Previously, we discussed parallel machine learning a bit. As parallel ML is rather difficult, I’d like to describe my thinking at the moment, and ask for advice from the rest of the world. This is particularly relevant right now, as I’m attending a workshop tomorrow on parallel ML.
Parallelizing slow algorithms seems uncompelling. Parallelizing many algorithms also seems uncompelling, because the effort required to parallelize is substantial. This leaves the question: Which one fast algorithm is the best to parallelize? What is a substantially different second?
One compellingly fast simple algorithm is online gradient descent on a linear representation. This is the core of Leon’s sgd code and Vowpal Wabbit.
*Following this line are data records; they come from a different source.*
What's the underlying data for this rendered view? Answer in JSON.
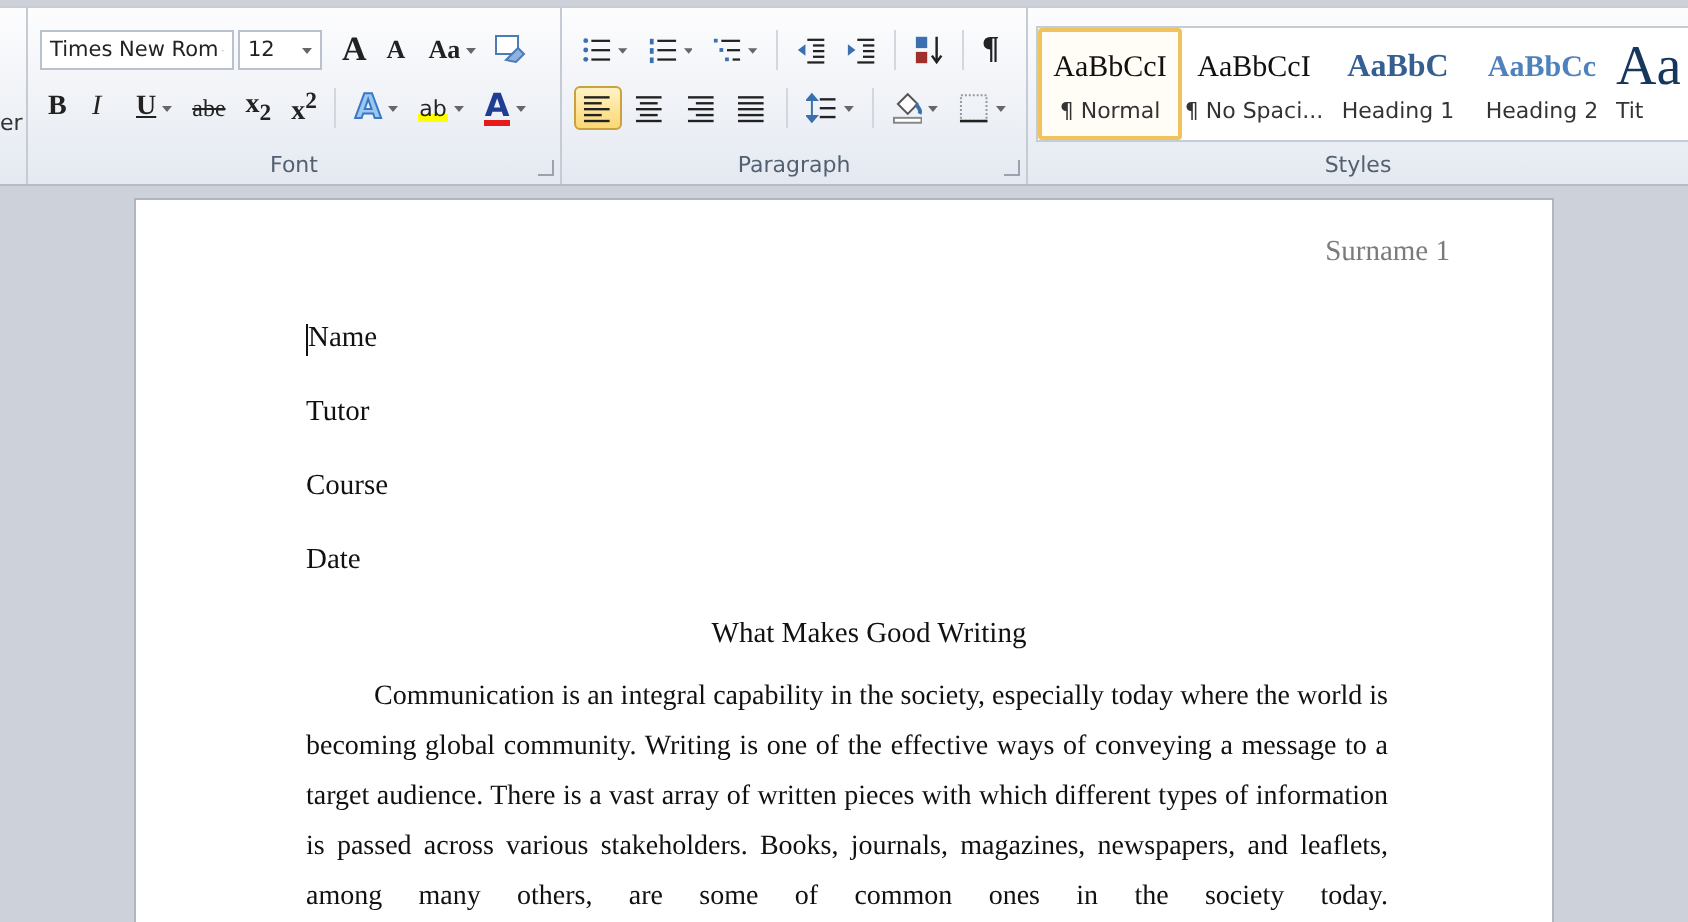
{
  "ribbon": {
    "clipped_group": {
      "text": "er"
    },
    "font_group": {
      "label": "Font",
      "font_name": "Times New Rom",
      "font_size": "12",
      "row1": [
        {
          "kind": "grow",
          "glyph": "A",
          "selected": false,
          "dropdown": false
        },
        {
          "kind": "shrink",
          "glyph": "A",
          "selected": false,
          "dropdown": false
        },
        {
          "kind": "case",
          "glyph": "Aa",
          "selected": false,
          "dropdown": true
        },
        {
          "kind": "clear",
          "selected": false,
          "dropdown": false
        }
      ],
      "row2": [
        {
          "kind": "bold",
          "glyph": "B",
          "selected": false,
          "dropdown": false
        },
        {
          "kind": "italic",
          "glyph": "I",
          "selected": false,
          "dropdown": false
        },
        {
          "kind": "underline",
          "glyph": "U",
          "selected": false,
          "dropdown": true
        },
        {
          "kind": "strike",
          "glyph": "abe",
          "selected": false,
          "dropdown": false
        },
        {
          "kind": "subscript",
          "glyph": "x$_{2}$",
          "selected": false,
          "dropdown": false
        },
        {
          "kind": "superscript",
          "glyph": "x$^{2}$",
          "selected": false,
          "dropdown": false
        },
        {
          "kind": "sep"
        },
        {
          "kind": "effects",
          "glyph": "A",
          "selected": false,
          "dropdown": true
        },
        {
          "kind": "highlight",
          "glyph": "ab",
          "selected": false,
          "dropdown": true
        },
        {
          "kind": "color",
          "glyph": "A",
          "selected": false,
          "dropdown": true
        }
      ]
    },
    "paragraph_group": {
      "label": "Paragraph",
      "row1": [
        {
          "kind": "bullets",
          "selected": false,
          "dropdown": true
        },
        {
          "kind": "numbering",
          "selected": false,
          "dropdown": true
        },
        {
          "kind": "multilevel",
          "selected": false,
          "dropdown": true
        },
        {
          "kind": "sep"
        },
        {
          "kind": "decrease_indent",
          "selected": false,
          "dropdown": false
        },
        {
          "kind": "increase_indent",
          "selected": false,
          "dropdown": false
        },
        {
          "kind": "sep"
        },
        {
          "kind": "sort",
          "selected": false,
          "dropdown": false
        },
        {
          "kind": "sep"
        },
        {
          "kind": "pilcrow",
          "glyph": "¶",
          "selected": false,
          "dropdown": false
        }
      ],
      "row2": [
        {
          "kind": "align_left",
          "selected": true,
          "dropdown": false
        },
        {
          "kind": "align_center",
          "selected": false,
          "dropdown": false
        },
        {
          "kind": "align_right",
          "selected": false,
          "dropdown": false
        },
        {
          "kind": "justify",
          "selected": false,
          "dropdown": false
        },
        {
          "kind": "sep"
        },
        {
          "kind": "line_spacing",
          "selected": false,
          "dropdown": true
        },
        {
          "kind": "sep"
        },
        {
          "kind": "shading",
          "selected": false,
          "dropdown": true
        },
        {
          "kind": "borders",
          "selected": false,
          "dropdown": true
        }
      ]
    },
    "styles_group": {
      "label": "Styles",
      "items": [
        {
          "kind": "normal",
          "preview": "AaBbCcI",
          "label": "¶ Normal",
          "selected": true
        },
        {
          "kind": "normal",
          "preview": "AaBbCcI",
          "label": "¶ No Spaci...",
          "selected": false
        },
        {
          "kind": "heading1",
          "preview": "AaBbC",
          "label": "Heading 1",
          "selected": false
        },
        {
          "kind": "heading2",
          "preview": "AaBbCc",
          "label": "Heading 2",
          "selected": false
        },
        {
          "kind": "title",
          "preview": "Aa",
          "label": "Tit",
          "selected": false
        }
      ]
    }
  },
  "document": {
    "header": "Surname 1",
    "lines": [
      "Name",
      "Tutor",
      "Course",
      "Date"
    ],
    "title": "What Makes Good Writing",
    "paragraphs": [
      "Communication is an integral capability in the society, especially today where the world is becoming global community. Writing is one of the effective ways of conveying a message to a target audience. There is a vast array of written pieces with which different types of information is passed across various stakeholders. Books, journals, magazines, newspapers, and leaflets, among many others, are some of common ones in the society today."
    ]
  }
}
Antoine Bordes showed a variant was competitive in the large scale learning challenge. It’s also a decades old primitive which has been reused in many algorithms, and continues to be reused. It also applies to online learning rather than just online optimization, implying the algorithm can be used in a host of situations where batch algorithms are awkward or unviable.
If we start with a fast learning algorithm as a baseline, there seem to be two directions we can go with parallel ML:
- (easier) Try to do more in the same amount of time. For example, Paul and Neil suggest using parallelism to support ensemble methods.
- (harder) Try to use parallelism to reduce the amount of time required to effectively learn on large amounts of data. For this approach, bandwidth and latency become uncomfortably critical implementation details. Due to these issues, it appears important to at least loosen the goal to competing with learning on large amounts of data. Alternatively, we could consider this as evidence some other learning primitive is desirable, although I’m not sure which one.